MARTHA TATE
Canadian loves Southern life, gardens
Thursday, February 26, 2009
Montreal native Sandra Jonas says it was reading “Gone With the Wind” at an early age that formed her lifelong ambition to someday live in the South.
In 1993, when she was in her early 50s, her dream was finally realized. She and her husband, Earle, moved from Boston to Atlanta and began to immerse themselves in the history and the ambiance of the region.
“We embraced the whole thing,” she recalls. “We studied the Civil War, and we visited small towns looking for antebellum houses and good places for fried chicken.”
It took four years to find what they were looking for.
“I had this vision of a fabulous Southern garden,” says Jonas, a landscape designer. “I had requirements. I had to have an antebellum house and mature trees and enough land for all I wanted to do.”
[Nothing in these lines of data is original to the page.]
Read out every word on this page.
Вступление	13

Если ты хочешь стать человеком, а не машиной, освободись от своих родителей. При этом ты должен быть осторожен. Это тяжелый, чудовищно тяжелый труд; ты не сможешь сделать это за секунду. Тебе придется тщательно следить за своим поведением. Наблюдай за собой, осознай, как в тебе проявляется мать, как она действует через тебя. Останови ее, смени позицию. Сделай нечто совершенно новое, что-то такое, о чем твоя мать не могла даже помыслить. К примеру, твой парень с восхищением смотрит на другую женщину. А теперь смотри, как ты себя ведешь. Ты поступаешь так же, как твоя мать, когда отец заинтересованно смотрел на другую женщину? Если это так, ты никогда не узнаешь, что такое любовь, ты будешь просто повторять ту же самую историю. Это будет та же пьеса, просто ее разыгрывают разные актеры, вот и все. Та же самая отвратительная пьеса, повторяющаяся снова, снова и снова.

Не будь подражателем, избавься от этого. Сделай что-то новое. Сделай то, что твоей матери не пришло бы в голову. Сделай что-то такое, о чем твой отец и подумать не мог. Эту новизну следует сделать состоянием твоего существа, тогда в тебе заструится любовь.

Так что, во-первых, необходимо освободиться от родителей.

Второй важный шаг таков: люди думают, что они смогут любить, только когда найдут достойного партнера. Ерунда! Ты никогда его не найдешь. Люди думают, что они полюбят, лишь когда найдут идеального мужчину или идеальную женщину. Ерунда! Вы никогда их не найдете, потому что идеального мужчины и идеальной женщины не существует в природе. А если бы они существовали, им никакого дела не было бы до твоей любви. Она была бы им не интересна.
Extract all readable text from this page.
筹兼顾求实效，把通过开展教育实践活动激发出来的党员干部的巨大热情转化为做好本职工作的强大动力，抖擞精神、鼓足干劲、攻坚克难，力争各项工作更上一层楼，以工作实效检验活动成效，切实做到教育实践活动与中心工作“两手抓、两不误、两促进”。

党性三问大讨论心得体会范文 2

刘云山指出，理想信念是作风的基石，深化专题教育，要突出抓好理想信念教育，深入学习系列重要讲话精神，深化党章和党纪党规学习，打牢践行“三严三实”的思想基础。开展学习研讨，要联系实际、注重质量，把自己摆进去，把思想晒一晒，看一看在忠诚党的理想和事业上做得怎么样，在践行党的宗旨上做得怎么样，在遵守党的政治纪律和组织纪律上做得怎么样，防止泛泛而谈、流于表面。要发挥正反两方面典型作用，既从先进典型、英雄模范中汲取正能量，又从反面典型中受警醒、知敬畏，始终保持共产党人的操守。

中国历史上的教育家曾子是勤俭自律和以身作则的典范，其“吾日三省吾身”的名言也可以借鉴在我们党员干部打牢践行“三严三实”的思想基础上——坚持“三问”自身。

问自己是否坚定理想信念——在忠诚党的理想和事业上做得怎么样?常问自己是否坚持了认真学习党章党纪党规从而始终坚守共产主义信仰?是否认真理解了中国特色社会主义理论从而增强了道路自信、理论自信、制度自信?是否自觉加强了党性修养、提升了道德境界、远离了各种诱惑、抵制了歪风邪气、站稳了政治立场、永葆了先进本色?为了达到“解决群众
In 1997, after having been disappointed by period houses that had been chopped up into apartments or were too far gone to restore, Jonas saw a 1 1/2-story Greek Revival house with beautiful proportions. The mature trees were there, and so was the land — over 6 acres just outside the city limits of Hogansville, about 90 miles southeast of Atlanta.
“I was holding my breath when I walked in that front door,” says Jonas. “But the rooms were wonderful. A young couple had done a great job restoring it. The house was built in 1844 and had been moved in the 1920s.”
The property turned out to be more of a challenge than Jonas had realized. The trees — mostly oaks, tulip poplars and “loads of dogwoods” — were tangled with wisteria, privet, honeysuckle, thick briars, thorny smilax and poison ivy.
Determined to be an organic gardener, Jonas eschewed any idea of herbicides and insisted on pulling everything by hand. But after about five months of intensive labor and seemingly getting nowhere, she ran into a landscape designer who advised her to “spray now and be organic later.”
Jonas says she’s glad she listened or “I’d still be cleaning brush and wouldn’t have a garden.”
On the plus side, the soil was rich, sandy loam. Jonas set about defining areas. She drew ideas from her new mentors, Margaret Moseley, whose Atlanta garden she visited often, and the late Penny McHenry, who introduced Jonas to hydrangeas.
Jonas is thrilled with the progress of her organic garden. Fancy chickens now roam about, and her husband Earle grows heirloom tomatoes and other vegetables in a French style potager, or kitchen garden. The Jonases grow raspberries, blueberries, blackberries, figs and muscadines. There is a camellia walk, a cutting garden that contains peonies brought from Canada, and a “circle of friends” garden (which Jonas says is really an oval) with plants from Moseley and McHenry.
About 2 1/2 acres are under intense cultivation, says Jonas, with plantings of a huge assortment of shrubs (viburnums, edgeworthias, spireas and corylopsis, to name a few) and at least 50 different varieties of clematis.
Jonas says she has her fair share of aches and pains from digging and weeding, but it’s all been worth it.
“I just love it here,” says Jonas. “This is my reason for living.”